Sustainability Defined
For-profit businesses can and should co-exist with non-profit organizations in the same working environment, actively participating across boundaries to help each other more effectively innovate and fulfill their missions. We maintain that this integrated working environment “co-generates” innovative, economic and social value, calling this a “co-profit” business model.
The co-profit concept was born of the idea that success for non-profits requires strong relationships with revenue-generating enterprises and individuals, and that in order for a for-profit enterprise to thrive in the 21st century; it must understand and address its social context.
Globally, we face the massive threat of “un-sustainability.” While we tend to view social and ecological problems – such as climate disruption, terrorism, ecosystem destruction and poverty – as separate, hierarchical and competing, they are actually systemic and interrelated. In response to these problems, the non-profit sector has grown tremendously in recent decades. There are 1.5 million non-profits in the United States addressing social and environmental issues, with combined revenues of approximately $700 billion from individual, corporate and foundation giving, and assets valued at $2 trillion. While much good work has been done, it’s been eclipsed by the continued deterioration of social and ecological systems.

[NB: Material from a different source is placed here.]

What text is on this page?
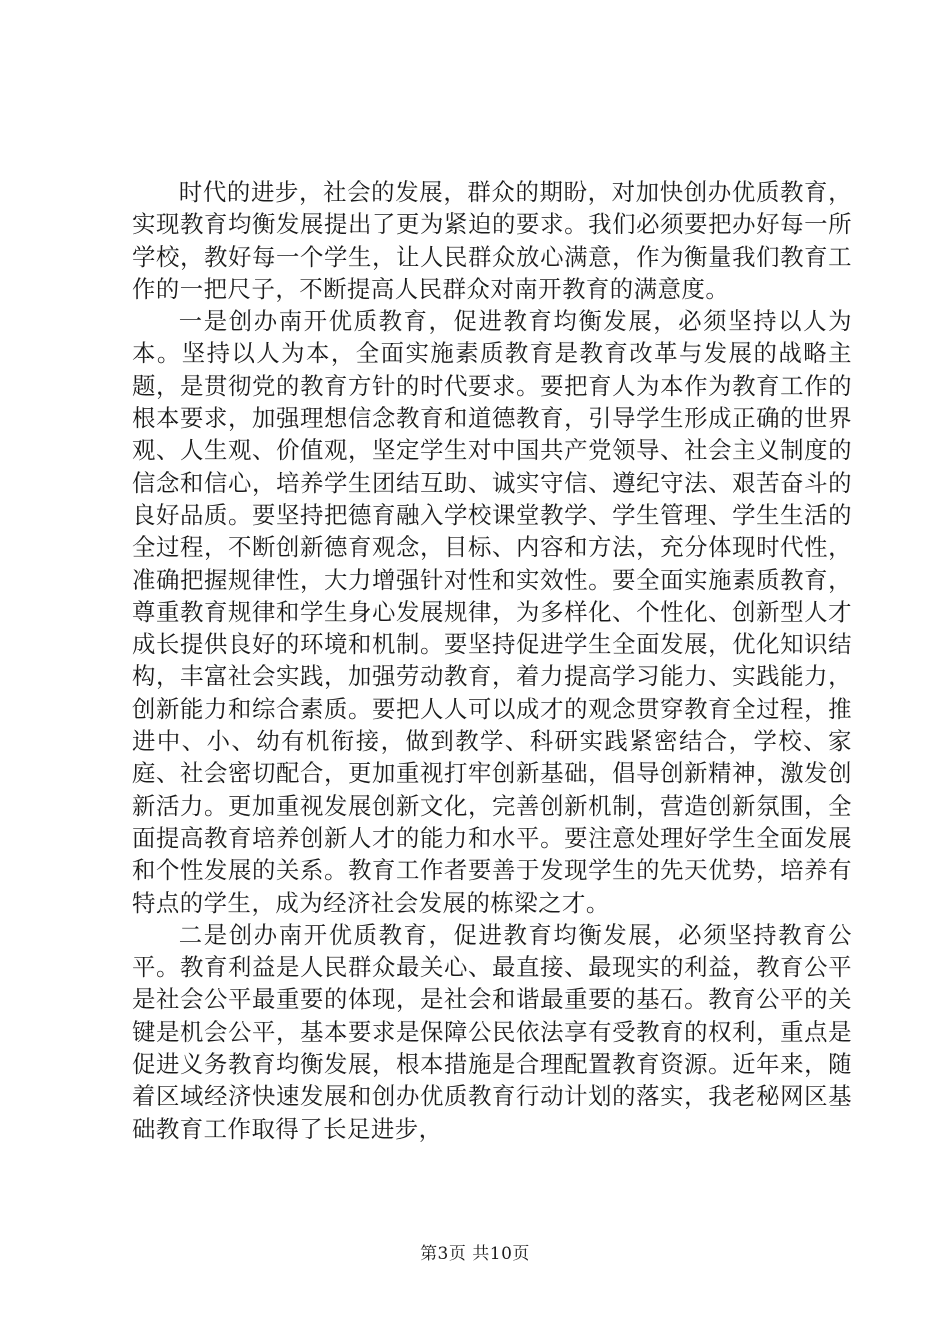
时代的进步，社会的发展，群众的期盼，对加快创办优质教育，实现教育均衡发展提出了更为紧迫的要求。我们必须要把办好每一所学校，教好每一个学生，让人民群众放心满意，作为衡量我们教育工作的一把尺子，不断提高人民群众对南开教育的满意度。

一是创办南开优质教育，促进教育均衡发展，必须坚持以人为本。坚持以人为本，全面实施素质教育是教育改革与发展的战略主题，是贯彻党的教育方针的时代要求。要把育人为本作为教育工作的根本要求，加强理想信念教育和道德教育，引导学生形成正确的世界观、人生观、价值观，坚定学生对中国共产党领导、社会主义制度的信念和信心，培养学生团结互助、诚实守信、遵纪守法、艰苦奋斗的良好品质。要坚持把德育融入学校课堂教学、学生管理、学生生活的全过程，不断创新德育观念，目标、内容和方法，充分体现时代性，准确把握规律性，大力增强针对性和实效性。要全面实施素质教育，尊重教育规律和学生身心发展规律，为多样化、个性化、创新型人才成长提供良好的环境和机制。要坚持促进学生全面发展，优化知识结构，丰富社会实践，加强劳动教育，着力提高学习能力、实践能力，创新能力和综合素质。要把人人可以成才的观念贯穿教育全过程，推进中、小、幼有机衔接，做到教学、科研实践紧密结合，学校、家庭、社会密切配合，更加重视打牢创新基础，倡导创新精神，激发创新活力。更加重视发展创新文化，完善创新机制，营造创新氛围，全面提高教育培养创新人才的能力和水平。要注意处理好学生全面发展和个性发展的关系。教育工作者要善于发现学生的先天优势，培养有特点的学生，成为经济社会发展的栋梁之才。

二是创办南开优质教育，促进教育均衡发展，必须坚持教育公平。教育利益是人民群众最关心、最直接、最现实的利益，教育公平是社会公平最重要的体现，是社会和谐最重要的基石。教育公平的关键是机会公平，基本要求是保障公民依法享有受教育的权利，重点是促进义务教育均衡发展，根本措施是合理配置教育资源。近年来，随着区域经济快速发展和创办优质教育行动计划的落实，我老秘网区基础教育工作取得了长足进步，

第3页 共10页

While business has inarguably brought us great progress and improvements in quality of life worldwide, it has also overshot ecological limits and undermined social systems in pursuit of its own growth and power. It’s clear that the industrial revolution and the continued economic growth and acceleration of business activity over the past 50 years have been the primary drivers of un-sustainability. To address these systemic issues, we contend that achieving sustainability must come from a better, interrelated system that combines market forces and non-profit initiatives in a profitable, scalable and replicable manner.